CC: I’m constantly aware of trying to create patterns, doing and saying things that have been done and said already in the scene. If anything that is at the power of two in the scene, it’s more important than anything that’s at the power of one. When in doubt, I will do or say something again that I’ve already done, but I’m not thinking of a big overarching game usually. I’m much more likely to do a relationship-driven scene than a premise-driven scene. If a partner lays out a premise-driven scene and it’s abundantly clear to me what the game is, I can play it, but that’s rarely something I’m conscious about creating.



JF: Do you have anything additional that you would like to get out to the improv community that we didn’t get out?


CC: [laughs] I usually have pet things at any given time. One of the things that I’m stressing right now in class is I think what’s happening in a lot of bad scenes is that people initiate things that don’t necessarily demand another person be there. There’s a difference between saying ‘the copier’s broken,’ and ‘Uch! Ted you broke the copier again!’ or ‘Oh, the copier’s broken. Ted work your magic!’ Something that instantly draws your partner into the scene and makes them important to you. I think when people begin scenes and they’re talking about something in the abstract that doesn’t necessarily impact either person, or it impacts one and not the other, obviously you can still find a good scene that way, but it’s harder.
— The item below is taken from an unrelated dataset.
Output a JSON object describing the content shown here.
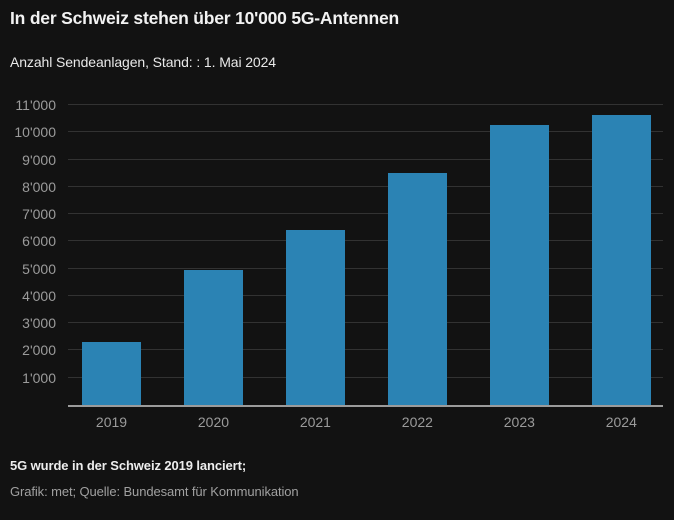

Another thing that’s important to me is routine. What are these characters supposed to be doing? Too many scenes exist in a vacuum where nothing is going on. You need actions to play. That doesn’t necessarily mean you’re running all over the stage. An action could be sitting on a park bench, but if you know you’re on a park bench, you know that there’s a paper there. There’s squirrels and pigeons. There’s a drug deal going on over there. There’s teenagers playing Frisbee. You can picture you’re location and just be there. I think time and place is another thing that’s important to me. So, there’s a difference between saying ‘I like waffles,’ and ‘here’s your waffle Ted. Get you a warm-up on your coffee?’ You’re sitting down now, having a waffle. I am a waitress. It’s a small-town diner. All of that is suggested by that initiation. The sooner you can be in a time and place you worry less about the mechanics of improv and game, and more just about being real people in a real place having a real conversation.

And one more thing: reality is relative. Sometimes people hear the directive ‘be real’ and they take it to be ‘be mundane.’ Be real just means treat whatever’s going on as if it’s really going on, whether it’s taking place in an apartment in Los Angeles in 2006, or whether it’s the King of the Mole people talking to the King of the Beavers. As a matter of fact, the sillier the scene is the more integrity you should bring to it, because the funnier it is, the more you believe in it. It’s easy to hold a silly scene at arm’s length, but it’s more important impressive when you treat it like it’s real. So, being real just means believe in what you’re creating. …That’s all I got!JF: Alright, thank you very much.